Todo había comenzado cuando dos diócesis anglicanas de África había participado de un congreso de iglesias protestantes que había tenido lugar en Kikuyo y en el que se había tratado el tema de la colaboración entre las distintas denominaciones cristianas. La reunión terminó con una celebración litúrgica ecuménica, celebrada por un obispo anglicano, y “concelebrada” por pastores protestantes.
Este hecho produjo un gran escándalo y división en Inglaterra. ¿Era correcta esa postura aperturista de algunos sectores de la iglesia establecida? Por supuesto, Knox estaba en profundo desacuerdo y, para exponer su posición escribió en cuatro días un pequeño libro o pamphlet cuyo argumento era una simple reducción al absurdo. Lo tituló Reunion All Round y pueden leerlo, en inglés, aquí.

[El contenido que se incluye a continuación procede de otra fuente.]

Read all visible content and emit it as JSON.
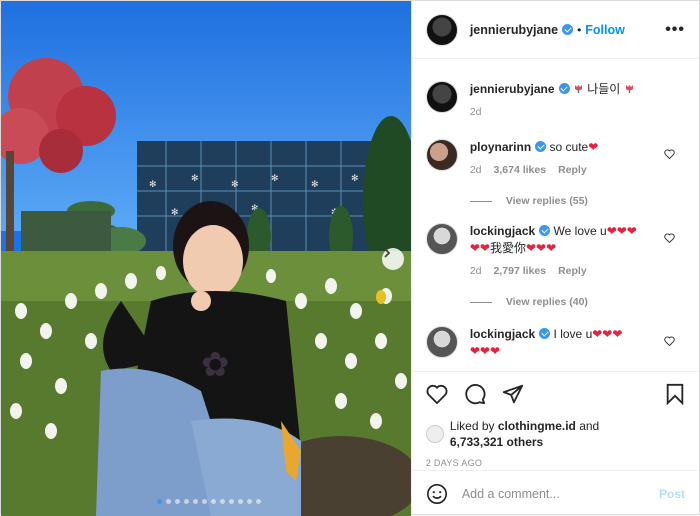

Traslademos los argumentos de Ronnie a nuestra situación actual: Si es un deber, como pareciera, que todos los cristianos deben unirse, borrando las diferencias que los separan –sugiero releer esta catequesis del papa Francisco- ¿por qué no abrirse también a los no cristianos? ¿Por qué no unirnos con los judíos? De ellos solamente nos separa el Concilio de Jerusalén. ¿Y con los mahometanos? Siempre sería posible salvar las diferencias entre la monogamia nuestra y la tetragamia de ellos partiendo diferencias: dos esposas para cada uno. Incluso los ateos deberían ser parte de esta unión pancristiana, ya que siempre sería posible –y esta sería una tarea para encomendarle a Mons. Trucho Fernández- llegar a una fórmula de consenso sobre la Naturaleza Divina que comprenda simultáneamente la existencia y la no existencia.  
Si los principios que, en época de Knox se propusieron en Kikuyo y que hoy propone el papa Francisco, son apropiados, debemos seguirlos hasta las últimas consecuencias. Si, en nombre de la caridad, es un deber de la Iglesia incluir en ella a todos los que se profesan cristianos, y ella misma debe estar dispuesta a realizar todos los sacrificios que esto implique –no importa que sean litúrgicos, disciplinares o doctrinales-, ¿por qué no deberemos incluir también a todos las personas buenas? ¿Por qué una creencia, por ejemplo la divinidad de Jesucristo, debe ser un impedimento para la inclusión en la Iglesia de puertas abiertas que nos pregonan desde Roma? ¿Por qué debemos incluir, por ejemplo, a un buen hombre como Roberto de Mattei y excluir a otro buen hombre como el ateo Scalfari? Si la Iglesia, que nunca puede perder de vista la caridad, frena la inclusión en su Cuerpo a muchos hombres simplemente por cuestiones de índole disciplinar o doctrinal, ¿no será hora de buscar una Iglesia más caritativa y derribar esas murallas oscurantistas?  
Ronald Knox llevó hasta las últimas consecuencias en un ejercicio lógico los principios que comenzaban a aparecer a comienzos del siglo XX en la Iglesia de Inglaterra, pero nunca llegó a pensar que, casi cien años más tarde, esa iglesia aprobaría la ordenación de mujeres obispos.  Era un absurdo demasiado grotesco.
Me pregunto yo si Bergoglio no es también un absurdo demasiado grotesco para que lo hubiese sido imaginado los católicos de hace cincuenta años.